Recent announcements suggest that FTZ reforms are testing the waters for broader investment reforms nationwide, potentially in alignment with changes that will be necessary if a US-China bilateral investment treaty (BIT) is concluded and implemented. In September, a meeting of China’s leading group approved a guideline for establishing a national negative list in 2018. The guideline stated that the purpose of the FTZ pilot programs is to gradually improve upon the negative list of sectors where foreign investment is limited, which will then be incorporated into a national negative list. The guidelines also call for loosening business restrictions, increasing market access, and regulating the market fairly.
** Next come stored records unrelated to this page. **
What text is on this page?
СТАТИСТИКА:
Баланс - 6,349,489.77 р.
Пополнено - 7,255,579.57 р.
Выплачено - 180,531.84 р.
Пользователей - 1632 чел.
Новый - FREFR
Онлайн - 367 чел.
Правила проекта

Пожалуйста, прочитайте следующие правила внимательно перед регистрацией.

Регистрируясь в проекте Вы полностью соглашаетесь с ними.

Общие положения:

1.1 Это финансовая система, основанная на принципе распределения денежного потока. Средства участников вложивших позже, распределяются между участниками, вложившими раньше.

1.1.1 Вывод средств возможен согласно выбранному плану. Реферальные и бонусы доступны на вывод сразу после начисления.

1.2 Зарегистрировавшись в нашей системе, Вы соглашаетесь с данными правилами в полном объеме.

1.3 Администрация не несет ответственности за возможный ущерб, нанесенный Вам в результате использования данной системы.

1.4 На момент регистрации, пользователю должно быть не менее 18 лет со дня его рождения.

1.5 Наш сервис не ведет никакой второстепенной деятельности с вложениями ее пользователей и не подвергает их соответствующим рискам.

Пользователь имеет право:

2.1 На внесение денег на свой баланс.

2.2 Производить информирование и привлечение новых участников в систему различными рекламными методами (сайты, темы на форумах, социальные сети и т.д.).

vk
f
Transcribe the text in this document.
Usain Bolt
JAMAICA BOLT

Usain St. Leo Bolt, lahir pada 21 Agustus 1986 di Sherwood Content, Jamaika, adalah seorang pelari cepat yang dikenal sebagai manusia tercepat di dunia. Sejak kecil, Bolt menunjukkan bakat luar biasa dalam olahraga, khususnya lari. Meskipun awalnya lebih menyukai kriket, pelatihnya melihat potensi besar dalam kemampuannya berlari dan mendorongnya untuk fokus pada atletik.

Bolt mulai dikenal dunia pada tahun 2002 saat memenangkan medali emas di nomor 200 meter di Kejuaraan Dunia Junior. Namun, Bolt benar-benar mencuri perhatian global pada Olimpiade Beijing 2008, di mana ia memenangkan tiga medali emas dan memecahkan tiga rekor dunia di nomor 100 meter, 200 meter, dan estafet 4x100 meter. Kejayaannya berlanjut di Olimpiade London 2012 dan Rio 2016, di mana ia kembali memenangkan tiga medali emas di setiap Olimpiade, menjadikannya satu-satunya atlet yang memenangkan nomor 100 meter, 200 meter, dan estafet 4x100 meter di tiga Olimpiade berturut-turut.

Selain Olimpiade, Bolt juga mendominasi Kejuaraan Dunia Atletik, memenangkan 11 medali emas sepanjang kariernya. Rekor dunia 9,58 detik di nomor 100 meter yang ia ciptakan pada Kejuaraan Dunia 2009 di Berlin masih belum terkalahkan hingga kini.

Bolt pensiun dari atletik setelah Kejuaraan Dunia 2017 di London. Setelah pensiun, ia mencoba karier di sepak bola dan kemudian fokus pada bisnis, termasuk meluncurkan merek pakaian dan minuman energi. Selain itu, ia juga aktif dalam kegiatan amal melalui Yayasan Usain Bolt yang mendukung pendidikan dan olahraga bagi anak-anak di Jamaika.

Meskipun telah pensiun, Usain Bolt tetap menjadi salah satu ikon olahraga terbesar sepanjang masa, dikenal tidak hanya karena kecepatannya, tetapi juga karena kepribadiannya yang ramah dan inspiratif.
However, regardless of implementation of a national negative list, there remain concerns of foreign company discrimination, as foreign companies remain regulated by a separate set of regulations under the draft Foreign Investment Law.
In looking at opportunities in China’s FTZs, companies should look beyond the incremental market openings and consider the regional economic goals of the respective FTZ, and if they align with company goals for the China market. As suggested by USCBC member companies established in various zones, to gain a holistic view of benefits offered in the zones, companies should engage with local FTZ regulators to gain a better understanding of their policies, and a better sense of where goals may align.